In 2005 an RCT evaluated gabapentin for the treatment of hot flashes in women with breast cancer. A dose of 300 mg daily was no better than placebo, but a daily dose of 900 mg (300 mg three times daily) reduced hot flash frequency and severity by nearly 50%. Several other placebo-controlled trials also support the use of gabapentin at a similar dose. Taking any medication three times daily can be burdensome, and so pregabalin, which has a similar mechanism of action but is dosed twice daily, may be more appealing to patients. Pregabalin 75 mg twice daily outperformed placebo in suppressing hot flashes. Nearly 70% of trial participants who received pregabalin were satisfied with their hot flash control; perhaps even more importantly, approximately 60% of participants found the treatment to be beneficial for hot flashes and were not bothered by side effects. Toxicities of gabapentinoids include somnolence, dizziness, fatigue, and other neurologic complaints.

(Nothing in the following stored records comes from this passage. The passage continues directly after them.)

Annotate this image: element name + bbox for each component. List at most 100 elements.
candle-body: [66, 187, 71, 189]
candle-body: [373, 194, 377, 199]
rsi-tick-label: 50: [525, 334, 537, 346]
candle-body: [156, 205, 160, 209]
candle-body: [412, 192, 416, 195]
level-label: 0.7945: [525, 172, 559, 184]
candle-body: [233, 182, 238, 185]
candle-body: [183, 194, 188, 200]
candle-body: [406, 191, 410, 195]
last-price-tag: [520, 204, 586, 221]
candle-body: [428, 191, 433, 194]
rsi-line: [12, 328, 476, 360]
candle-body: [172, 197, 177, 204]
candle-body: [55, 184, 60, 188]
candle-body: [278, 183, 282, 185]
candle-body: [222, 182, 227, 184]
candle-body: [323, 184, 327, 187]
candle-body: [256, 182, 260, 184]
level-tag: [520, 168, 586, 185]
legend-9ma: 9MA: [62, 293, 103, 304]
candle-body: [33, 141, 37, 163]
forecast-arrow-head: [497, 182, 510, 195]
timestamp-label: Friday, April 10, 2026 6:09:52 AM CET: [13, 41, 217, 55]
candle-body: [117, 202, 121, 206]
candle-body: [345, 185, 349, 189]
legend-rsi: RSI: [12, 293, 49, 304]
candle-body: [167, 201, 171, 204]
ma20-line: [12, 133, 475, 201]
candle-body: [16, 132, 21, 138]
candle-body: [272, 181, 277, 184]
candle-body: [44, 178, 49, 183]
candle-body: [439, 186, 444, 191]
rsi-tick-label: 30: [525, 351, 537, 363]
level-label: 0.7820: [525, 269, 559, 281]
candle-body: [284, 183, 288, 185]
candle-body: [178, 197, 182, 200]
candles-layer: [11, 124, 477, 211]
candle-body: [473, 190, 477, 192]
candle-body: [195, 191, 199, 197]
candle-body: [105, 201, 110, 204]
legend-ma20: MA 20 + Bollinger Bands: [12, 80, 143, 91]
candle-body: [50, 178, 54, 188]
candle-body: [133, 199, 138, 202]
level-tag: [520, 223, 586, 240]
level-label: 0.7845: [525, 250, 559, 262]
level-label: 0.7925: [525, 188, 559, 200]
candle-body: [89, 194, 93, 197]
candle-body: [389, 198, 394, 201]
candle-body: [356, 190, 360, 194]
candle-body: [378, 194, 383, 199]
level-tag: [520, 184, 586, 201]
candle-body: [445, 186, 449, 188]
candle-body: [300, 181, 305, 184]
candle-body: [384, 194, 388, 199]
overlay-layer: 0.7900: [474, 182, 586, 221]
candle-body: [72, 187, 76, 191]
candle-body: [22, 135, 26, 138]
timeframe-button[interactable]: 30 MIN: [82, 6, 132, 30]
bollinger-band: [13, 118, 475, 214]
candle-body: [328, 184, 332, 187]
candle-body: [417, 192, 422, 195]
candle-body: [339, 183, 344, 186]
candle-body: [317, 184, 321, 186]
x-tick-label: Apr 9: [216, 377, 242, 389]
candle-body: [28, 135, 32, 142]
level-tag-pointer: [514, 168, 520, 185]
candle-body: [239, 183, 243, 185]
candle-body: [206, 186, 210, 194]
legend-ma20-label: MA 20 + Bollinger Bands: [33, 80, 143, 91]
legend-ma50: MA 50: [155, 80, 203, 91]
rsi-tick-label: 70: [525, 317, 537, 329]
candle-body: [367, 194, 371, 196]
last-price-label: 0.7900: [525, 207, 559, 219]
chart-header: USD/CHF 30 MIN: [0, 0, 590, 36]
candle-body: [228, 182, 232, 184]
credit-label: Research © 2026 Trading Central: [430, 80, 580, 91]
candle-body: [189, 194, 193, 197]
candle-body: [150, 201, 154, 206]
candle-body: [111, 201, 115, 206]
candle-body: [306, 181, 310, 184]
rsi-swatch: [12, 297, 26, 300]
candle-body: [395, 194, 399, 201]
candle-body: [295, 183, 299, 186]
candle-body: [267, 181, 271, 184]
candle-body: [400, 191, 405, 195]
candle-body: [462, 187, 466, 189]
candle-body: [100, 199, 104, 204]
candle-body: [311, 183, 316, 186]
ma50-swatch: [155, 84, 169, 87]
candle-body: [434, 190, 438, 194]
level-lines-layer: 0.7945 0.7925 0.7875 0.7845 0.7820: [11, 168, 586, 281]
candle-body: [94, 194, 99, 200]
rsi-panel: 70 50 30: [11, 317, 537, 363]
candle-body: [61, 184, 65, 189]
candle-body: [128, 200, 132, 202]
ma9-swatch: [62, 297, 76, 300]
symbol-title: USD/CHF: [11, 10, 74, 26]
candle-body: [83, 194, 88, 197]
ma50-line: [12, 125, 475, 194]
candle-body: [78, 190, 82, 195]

The efficacy of antidepressants and gabapentinoids in the treatment of vasomotor symptoms appears to be similar; however, women who have received both tend to prefer the antidepressant. In a crossover study, breast cancer survivors received both a 4-week trial of venlafaxine and a 4-week trial of gabapentin (separated by a washout period); the majority of participants preferred venlafaxine (68% vs. 32%) despite the fact that each medication reduced hot flashes to a similar extent. Though over two-thirds of women preferred the antidepressants, this trial also highlights that a subset of women preferred gabapentin. For those with hot flashes still refractory to antidepressants, transition to gabapentin reduces hot flash scores by 60%. The antidepressant can then be discontinued, as dual therapy with gabapentin and antidepressant offers no benefit over gabapentin alone.